A careful study of Don Giovanni shows clearly that what was in the mind of Da Ponte and Mozart was to repeat the success of Figaro. Here again Da Ponte adapted an older play; but this time, instead of having a carefully finished comedy to translate, he had only an older Italian libretto to re-write, the last of a long line of adaptations going back for two hundred years.

... The old story of Don Giovanni was the puppet play known to everybody, laughed at by everybody, and yet eternally new. It was the obvious subject to repeat the success of Figaro; it was the story of the gentleman of pleasure and his comic manservant. That comic servant, who appears in hundreds of operas, is Harlequin, here and in Figaro—the knave who looks like a fool, the mouthpiece through which the poet claims his right to criticize the world, the link between the stage and the audience. ...
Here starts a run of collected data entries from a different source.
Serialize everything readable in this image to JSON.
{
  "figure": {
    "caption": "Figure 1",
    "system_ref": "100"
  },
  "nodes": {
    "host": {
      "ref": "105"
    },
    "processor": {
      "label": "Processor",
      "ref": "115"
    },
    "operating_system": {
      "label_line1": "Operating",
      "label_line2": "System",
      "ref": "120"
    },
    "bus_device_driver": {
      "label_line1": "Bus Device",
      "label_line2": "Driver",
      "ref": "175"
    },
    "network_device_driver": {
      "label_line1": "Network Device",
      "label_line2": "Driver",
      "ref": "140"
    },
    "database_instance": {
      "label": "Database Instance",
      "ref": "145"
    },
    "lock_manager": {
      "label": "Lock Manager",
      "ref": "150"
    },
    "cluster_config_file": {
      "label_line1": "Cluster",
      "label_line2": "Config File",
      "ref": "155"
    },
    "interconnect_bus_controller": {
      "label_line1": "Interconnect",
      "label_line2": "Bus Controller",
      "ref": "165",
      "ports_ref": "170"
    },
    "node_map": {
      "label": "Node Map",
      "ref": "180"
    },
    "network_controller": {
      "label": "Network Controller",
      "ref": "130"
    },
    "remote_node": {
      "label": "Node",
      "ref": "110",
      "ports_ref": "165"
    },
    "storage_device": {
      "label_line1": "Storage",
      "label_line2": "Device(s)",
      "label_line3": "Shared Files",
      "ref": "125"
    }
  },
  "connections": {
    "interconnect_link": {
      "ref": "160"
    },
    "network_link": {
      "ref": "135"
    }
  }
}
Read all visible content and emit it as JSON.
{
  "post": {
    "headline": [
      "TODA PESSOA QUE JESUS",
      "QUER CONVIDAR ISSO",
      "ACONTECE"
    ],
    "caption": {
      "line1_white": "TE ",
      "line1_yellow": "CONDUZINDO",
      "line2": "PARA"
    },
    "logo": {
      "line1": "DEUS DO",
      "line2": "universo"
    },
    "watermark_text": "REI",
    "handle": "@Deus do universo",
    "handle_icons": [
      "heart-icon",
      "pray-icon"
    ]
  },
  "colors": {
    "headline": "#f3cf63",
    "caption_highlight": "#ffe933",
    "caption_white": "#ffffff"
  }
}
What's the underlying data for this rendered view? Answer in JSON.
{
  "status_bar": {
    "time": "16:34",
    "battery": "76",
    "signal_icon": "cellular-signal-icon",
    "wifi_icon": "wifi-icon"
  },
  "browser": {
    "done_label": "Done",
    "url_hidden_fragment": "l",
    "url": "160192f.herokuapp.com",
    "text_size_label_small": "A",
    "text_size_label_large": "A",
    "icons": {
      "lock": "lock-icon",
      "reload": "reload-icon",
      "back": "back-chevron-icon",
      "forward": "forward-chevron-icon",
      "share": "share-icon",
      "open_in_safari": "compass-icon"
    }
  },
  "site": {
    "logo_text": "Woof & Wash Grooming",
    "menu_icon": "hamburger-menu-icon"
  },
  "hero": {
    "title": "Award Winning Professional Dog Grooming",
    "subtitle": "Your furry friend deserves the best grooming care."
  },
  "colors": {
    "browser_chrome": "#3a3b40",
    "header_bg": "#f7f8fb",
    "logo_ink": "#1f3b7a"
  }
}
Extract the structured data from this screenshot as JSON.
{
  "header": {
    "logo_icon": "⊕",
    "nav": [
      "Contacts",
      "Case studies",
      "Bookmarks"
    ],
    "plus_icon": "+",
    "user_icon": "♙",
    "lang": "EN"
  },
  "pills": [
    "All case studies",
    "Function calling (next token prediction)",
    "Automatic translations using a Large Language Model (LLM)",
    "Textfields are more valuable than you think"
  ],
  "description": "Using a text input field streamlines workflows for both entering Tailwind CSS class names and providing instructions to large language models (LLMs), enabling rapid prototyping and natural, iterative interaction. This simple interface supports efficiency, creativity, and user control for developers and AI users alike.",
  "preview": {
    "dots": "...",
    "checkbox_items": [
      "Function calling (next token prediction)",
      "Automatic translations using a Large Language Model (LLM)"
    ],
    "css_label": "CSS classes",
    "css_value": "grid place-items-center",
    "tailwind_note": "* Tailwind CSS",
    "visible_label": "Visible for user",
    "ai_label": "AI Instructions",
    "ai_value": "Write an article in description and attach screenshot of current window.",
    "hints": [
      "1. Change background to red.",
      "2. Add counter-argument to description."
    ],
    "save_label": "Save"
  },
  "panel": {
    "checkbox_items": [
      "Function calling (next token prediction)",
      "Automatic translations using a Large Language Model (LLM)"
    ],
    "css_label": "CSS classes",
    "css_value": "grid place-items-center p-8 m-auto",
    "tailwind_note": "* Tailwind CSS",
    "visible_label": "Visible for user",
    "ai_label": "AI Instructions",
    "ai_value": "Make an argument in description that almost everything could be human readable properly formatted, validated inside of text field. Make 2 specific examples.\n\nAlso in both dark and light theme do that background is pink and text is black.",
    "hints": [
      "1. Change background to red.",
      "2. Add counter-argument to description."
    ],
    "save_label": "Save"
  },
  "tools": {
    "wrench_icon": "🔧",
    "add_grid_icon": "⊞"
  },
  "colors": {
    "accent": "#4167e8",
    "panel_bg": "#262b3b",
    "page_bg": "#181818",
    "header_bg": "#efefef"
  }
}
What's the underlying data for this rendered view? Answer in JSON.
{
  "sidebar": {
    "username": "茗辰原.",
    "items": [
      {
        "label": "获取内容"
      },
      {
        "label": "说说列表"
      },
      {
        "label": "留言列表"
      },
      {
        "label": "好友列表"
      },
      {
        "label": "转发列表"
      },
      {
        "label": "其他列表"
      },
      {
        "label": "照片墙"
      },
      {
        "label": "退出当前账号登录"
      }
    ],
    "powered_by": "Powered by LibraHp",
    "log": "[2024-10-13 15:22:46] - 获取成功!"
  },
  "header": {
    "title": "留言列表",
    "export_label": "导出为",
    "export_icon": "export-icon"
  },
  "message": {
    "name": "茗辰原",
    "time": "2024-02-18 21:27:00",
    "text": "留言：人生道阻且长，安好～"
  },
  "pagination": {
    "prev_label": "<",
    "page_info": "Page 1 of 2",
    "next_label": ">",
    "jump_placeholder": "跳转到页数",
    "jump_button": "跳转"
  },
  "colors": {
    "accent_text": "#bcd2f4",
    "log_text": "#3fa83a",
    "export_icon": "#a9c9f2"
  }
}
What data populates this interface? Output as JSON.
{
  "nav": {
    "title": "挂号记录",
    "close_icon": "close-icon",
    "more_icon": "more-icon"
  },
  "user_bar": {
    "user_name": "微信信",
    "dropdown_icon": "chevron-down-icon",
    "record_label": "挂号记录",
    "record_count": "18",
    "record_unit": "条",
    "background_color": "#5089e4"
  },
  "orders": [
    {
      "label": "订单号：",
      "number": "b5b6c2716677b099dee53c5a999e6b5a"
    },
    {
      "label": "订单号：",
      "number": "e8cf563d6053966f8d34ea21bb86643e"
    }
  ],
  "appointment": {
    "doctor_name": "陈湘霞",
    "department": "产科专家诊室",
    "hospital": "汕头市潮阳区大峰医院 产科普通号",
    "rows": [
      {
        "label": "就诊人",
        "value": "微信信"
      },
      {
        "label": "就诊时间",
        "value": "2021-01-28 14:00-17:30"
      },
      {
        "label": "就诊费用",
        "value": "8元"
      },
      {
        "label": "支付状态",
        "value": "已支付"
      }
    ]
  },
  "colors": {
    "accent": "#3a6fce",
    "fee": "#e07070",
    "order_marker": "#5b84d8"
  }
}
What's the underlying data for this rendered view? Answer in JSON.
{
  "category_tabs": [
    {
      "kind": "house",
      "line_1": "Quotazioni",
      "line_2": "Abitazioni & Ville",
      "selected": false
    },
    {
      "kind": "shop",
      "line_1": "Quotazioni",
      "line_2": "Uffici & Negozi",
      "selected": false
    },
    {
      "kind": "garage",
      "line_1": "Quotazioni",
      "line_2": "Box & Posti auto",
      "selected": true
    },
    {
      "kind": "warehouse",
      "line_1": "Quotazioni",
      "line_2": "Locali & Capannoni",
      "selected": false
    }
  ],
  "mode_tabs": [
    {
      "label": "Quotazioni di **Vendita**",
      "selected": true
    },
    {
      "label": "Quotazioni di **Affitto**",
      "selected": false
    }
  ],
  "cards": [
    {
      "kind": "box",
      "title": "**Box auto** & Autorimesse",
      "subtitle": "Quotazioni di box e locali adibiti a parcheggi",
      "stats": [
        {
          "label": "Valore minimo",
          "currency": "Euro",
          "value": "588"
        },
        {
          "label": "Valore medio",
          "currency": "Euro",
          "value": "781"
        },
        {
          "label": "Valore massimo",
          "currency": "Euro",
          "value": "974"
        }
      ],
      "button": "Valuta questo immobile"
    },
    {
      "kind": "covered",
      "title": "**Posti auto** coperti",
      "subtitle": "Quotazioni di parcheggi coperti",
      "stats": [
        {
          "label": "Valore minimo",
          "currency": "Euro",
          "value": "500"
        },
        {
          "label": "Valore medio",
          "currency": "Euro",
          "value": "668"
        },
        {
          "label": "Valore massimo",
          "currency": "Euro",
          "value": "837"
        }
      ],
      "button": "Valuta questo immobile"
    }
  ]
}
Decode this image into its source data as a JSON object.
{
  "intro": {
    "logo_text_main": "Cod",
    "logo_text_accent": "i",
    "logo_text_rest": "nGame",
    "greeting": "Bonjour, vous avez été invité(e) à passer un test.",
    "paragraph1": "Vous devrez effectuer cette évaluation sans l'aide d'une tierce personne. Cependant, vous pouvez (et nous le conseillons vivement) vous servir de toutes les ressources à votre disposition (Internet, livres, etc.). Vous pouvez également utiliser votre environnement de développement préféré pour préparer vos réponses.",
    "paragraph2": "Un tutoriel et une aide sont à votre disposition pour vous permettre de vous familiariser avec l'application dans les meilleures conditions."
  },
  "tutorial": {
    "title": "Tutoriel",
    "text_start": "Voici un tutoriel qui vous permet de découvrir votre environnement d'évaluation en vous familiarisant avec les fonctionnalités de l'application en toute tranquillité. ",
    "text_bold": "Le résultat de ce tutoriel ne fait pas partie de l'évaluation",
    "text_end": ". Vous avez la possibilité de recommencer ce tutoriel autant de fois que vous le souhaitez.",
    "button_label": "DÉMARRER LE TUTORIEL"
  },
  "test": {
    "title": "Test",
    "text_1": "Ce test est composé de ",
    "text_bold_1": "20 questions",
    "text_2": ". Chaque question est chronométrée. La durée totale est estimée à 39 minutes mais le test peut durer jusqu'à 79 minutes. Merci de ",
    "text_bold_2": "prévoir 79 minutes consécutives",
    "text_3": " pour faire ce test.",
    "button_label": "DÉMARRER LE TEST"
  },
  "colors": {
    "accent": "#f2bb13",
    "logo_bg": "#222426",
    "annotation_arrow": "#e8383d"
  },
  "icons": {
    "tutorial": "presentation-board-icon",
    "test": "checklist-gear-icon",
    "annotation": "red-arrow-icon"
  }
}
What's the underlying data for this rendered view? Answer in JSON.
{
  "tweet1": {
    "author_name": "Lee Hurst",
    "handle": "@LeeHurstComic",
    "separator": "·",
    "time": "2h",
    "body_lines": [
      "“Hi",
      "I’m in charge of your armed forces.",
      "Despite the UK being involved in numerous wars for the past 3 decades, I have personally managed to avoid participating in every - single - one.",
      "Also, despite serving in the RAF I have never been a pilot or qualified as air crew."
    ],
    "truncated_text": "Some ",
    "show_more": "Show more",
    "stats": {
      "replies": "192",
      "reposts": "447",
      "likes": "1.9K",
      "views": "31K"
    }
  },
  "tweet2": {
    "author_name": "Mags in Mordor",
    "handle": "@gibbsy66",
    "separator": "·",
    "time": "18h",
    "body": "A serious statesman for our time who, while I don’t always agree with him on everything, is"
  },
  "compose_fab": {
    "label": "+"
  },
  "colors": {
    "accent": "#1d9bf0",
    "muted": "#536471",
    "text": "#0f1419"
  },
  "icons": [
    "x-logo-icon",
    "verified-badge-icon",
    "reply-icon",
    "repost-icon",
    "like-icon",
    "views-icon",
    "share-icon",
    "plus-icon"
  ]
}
Why so many people, especially those of an older generation, should insist on taking Don Giovanni as a serious opera is a curious problem of musical psychology and aesthetics. In the Byronic age people wanted all music to be romantic; later on Mozart became a classic, and every great singer, male or female, had to pass the test of being heard in the appropriate Mozartian part. Don Giovanni, composed for a tiny theatre, was transferred to the enormous stages of Berlin, Parish and London. Intimacy of interpretation became impossible; and gradually the opera became so famous that only singers of, established reputation, and of corresponding age and bulk, were expected to appear in it. By that time the story of the opera had become a thing to which nobody gave a moment's thought; one went to see Lablache as Leporello, or Patti as Zerlina. The character of Don Giovanni himself fascinated men of letters—and it must be remembered that Don Giovanni was not the sole property of Mozart—so that all sorts of attempts were made to explain his amorous propensities and turn him into a sort of Nietzschean superman, in order to evade the difficulty of reconciling his conduct with the ordinary behaviour of a gentleman.

The simplest plan is to take the opera as its author and composer intended—as an amusing comedy, with a touch of social satire and a great deal of fantastic impossibility. ... And those who are obsessed by Don Giovanni's irresistible sex-appeal may be reminded that in Mozart's opera every one of his love affairs lands him in a humiliating and ridiculous situation.